For much of her early life, Brazilian Ana Beatriz Bonfim assumed that the only path to studying, and possibly curing, diseases like the genetic condition that affects many in her family was to become a medical doctor.
“I come from a very large, close family. The severity of spinocerebellar ataxia was always present for me,” she says of the disease that has inspired her education. Then, as a senior in high school, at a STEM summer program at Yale University, she experienced a world-class research setting for the first time.
“That’s when I found out research could be a career path, too,” she says.
She briefly attended University of Brasília to study chemical engineering, but withdrew after discovering a dearth of funding and encouragement for research careers. Soon, Bonfim enrolled at Barnard College in New York as a first-year student to pursue her desire to study problems related to human health.

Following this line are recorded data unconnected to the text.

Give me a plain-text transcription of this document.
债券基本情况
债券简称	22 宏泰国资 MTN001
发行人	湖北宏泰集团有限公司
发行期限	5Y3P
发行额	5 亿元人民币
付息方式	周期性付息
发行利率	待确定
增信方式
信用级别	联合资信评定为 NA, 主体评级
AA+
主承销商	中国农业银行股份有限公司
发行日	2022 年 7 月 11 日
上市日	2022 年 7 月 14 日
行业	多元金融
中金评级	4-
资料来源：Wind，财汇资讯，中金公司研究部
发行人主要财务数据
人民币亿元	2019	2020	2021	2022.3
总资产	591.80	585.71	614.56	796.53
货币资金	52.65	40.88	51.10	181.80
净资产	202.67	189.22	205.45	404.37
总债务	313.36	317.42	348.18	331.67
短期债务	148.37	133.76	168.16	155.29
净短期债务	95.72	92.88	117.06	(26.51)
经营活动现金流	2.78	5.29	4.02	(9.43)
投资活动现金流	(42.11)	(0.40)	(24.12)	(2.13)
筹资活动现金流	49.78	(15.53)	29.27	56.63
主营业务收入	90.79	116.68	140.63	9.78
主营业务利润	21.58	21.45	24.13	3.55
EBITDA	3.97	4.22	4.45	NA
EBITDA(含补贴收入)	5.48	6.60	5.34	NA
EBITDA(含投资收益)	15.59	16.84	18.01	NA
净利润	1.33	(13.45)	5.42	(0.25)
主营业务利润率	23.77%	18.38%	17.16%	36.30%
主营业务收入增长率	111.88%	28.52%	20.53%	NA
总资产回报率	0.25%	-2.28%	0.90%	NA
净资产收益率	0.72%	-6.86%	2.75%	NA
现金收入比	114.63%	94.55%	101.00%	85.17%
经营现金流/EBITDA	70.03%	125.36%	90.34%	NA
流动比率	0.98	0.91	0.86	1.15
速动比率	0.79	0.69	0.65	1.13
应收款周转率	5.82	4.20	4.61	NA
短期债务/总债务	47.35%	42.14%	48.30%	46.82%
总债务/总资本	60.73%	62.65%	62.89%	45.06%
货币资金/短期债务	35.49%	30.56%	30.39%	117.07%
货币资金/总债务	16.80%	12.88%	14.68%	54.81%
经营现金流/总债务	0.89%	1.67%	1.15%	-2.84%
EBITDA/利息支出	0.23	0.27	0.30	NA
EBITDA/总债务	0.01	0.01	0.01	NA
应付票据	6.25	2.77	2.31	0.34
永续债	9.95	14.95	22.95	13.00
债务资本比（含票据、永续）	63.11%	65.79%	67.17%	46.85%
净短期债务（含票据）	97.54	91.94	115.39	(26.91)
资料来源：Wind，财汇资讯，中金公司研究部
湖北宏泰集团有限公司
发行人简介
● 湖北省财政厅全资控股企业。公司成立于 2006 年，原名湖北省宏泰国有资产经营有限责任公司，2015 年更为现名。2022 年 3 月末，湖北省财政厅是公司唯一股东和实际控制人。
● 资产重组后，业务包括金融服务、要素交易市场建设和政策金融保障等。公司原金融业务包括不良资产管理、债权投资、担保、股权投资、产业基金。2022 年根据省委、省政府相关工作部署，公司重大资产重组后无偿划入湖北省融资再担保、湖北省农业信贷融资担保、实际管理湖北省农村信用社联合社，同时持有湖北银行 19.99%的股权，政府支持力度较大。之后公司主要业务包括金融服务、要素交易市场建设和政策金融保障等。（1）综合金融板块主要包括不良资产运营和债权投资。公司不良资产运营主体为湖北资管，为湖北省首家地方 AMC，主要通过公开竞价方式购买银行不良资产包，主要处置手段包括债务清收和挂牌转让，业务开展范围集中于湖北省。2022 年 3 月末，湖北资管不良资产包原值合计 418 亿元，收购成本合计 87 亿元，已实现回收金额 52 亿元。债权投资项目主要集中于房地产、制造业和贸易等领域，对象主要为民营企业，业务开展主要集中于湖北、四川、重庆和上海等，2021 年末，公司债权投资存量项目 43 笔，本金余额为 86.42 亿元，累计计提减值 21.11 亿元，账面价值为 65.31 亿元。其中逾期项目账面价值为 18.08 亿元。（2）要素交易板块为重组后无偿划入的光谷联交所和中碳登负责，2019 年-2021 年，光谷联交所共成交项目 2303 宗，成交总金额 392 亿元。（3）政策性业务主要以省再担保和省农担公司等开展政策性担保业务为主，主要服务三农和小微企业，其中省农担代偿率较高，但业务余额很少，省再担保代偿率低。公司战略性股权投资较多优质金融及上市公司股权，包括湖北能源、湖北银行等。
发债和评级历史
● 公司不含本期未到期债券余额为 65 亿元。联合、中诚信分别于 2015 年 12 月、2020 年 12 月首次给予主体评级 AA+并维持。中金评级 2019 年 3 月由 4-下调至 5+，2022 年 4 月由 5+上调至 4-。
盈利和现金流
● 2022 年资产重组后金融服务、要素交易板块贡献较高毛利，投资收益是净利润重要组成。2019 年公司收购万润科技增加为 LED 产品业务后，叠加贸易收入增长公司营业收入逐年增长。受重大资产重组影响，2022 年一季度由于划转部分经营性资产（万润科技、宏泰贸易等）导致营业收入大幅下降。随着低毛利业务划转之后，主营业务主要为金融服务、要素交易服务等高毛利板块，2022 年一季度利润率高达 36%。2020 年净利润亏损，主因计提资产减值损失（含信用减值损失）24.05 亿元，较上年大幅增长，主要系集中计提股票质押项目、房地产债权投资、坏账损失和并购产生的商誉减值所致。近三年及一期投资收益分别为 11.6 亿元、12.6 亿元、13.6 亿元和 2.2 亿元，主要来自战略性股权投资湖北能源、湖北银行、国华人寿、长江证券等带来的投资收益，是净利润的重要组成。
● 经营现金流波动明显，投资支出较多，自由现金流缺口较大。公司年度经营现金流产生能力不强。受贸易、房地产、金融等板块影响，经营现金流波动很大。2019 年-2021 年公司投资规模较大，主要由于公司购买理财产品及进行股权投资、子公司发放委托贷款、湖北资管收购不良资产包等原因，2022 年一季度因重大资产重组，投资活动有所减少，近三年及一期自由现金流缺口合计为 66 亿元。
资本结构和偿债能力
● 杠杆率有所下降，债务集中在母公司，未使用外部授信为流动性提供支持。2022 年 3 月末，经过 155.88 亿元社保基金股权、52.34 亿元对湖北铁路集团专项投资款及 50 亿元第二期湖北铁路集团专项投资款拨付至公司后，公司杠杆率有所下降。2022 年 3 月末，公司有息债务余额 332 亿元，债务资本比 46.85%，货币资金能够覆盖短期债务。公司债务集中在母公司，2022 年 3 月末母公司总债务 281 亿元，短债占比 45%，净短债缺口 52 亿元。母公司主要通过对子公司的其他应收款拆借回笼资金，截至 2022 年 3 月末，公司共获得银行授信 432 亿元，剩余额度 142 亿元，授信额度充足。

This past summer, Bonfim joined the Stanford Undergraduate Research Fellowship program — SURF. The program demanded that she make something of a mental shift by pairing her with Stanford civil and environmental engineering professor Michael Lepech and Dr. David Loftus of the NASA Ames Research Center to study biopolymer-bound soil composites – a novel material developed for future extraterrestrial construction. A biopolymer is used to bind regolith, which is already abundantly present in the surface of the moon or Mars. Bonfim’s research contributed to the understanding on the adhesion between biopolymers and silica, the major chemical component of lunar regolith.
Bonfim, who is continuing her study of biochemistry at Barnard, says the unfamiliar nature of her summer project forced her to step out of her comfort zone. She credited her student mentor, SURF alum and CEE master’s student Andrea Coto, for helping her understand the unfamiliar material and out-of-this-world problem, and for helping her gain interdisciplinary and transferable skills to help her pursue a PhD in in any of several fields – materials science, chemical biology or bioengineering.
In the past, as part of an NGO, Bonfim organized a science Olympiad to help encourage low-income students from underfunded public schools in her hometown to enter STEM fields. At Barnard, she works to help low-income students manage the transition to college that she had to make herself. As secretary of the Brazilian Society at Columbia University, she plans to serve as a SURF advocate.
“I want more Brazilians to be aware of this great opportunity, since as international students, we can’t apply to a lot of summer programs and internships,” she says. “SURF is an exception and one of the few programs that doesn’t take the applicant’s citizenship into account and doesn’t deny us the possibility of having such an important research experience.”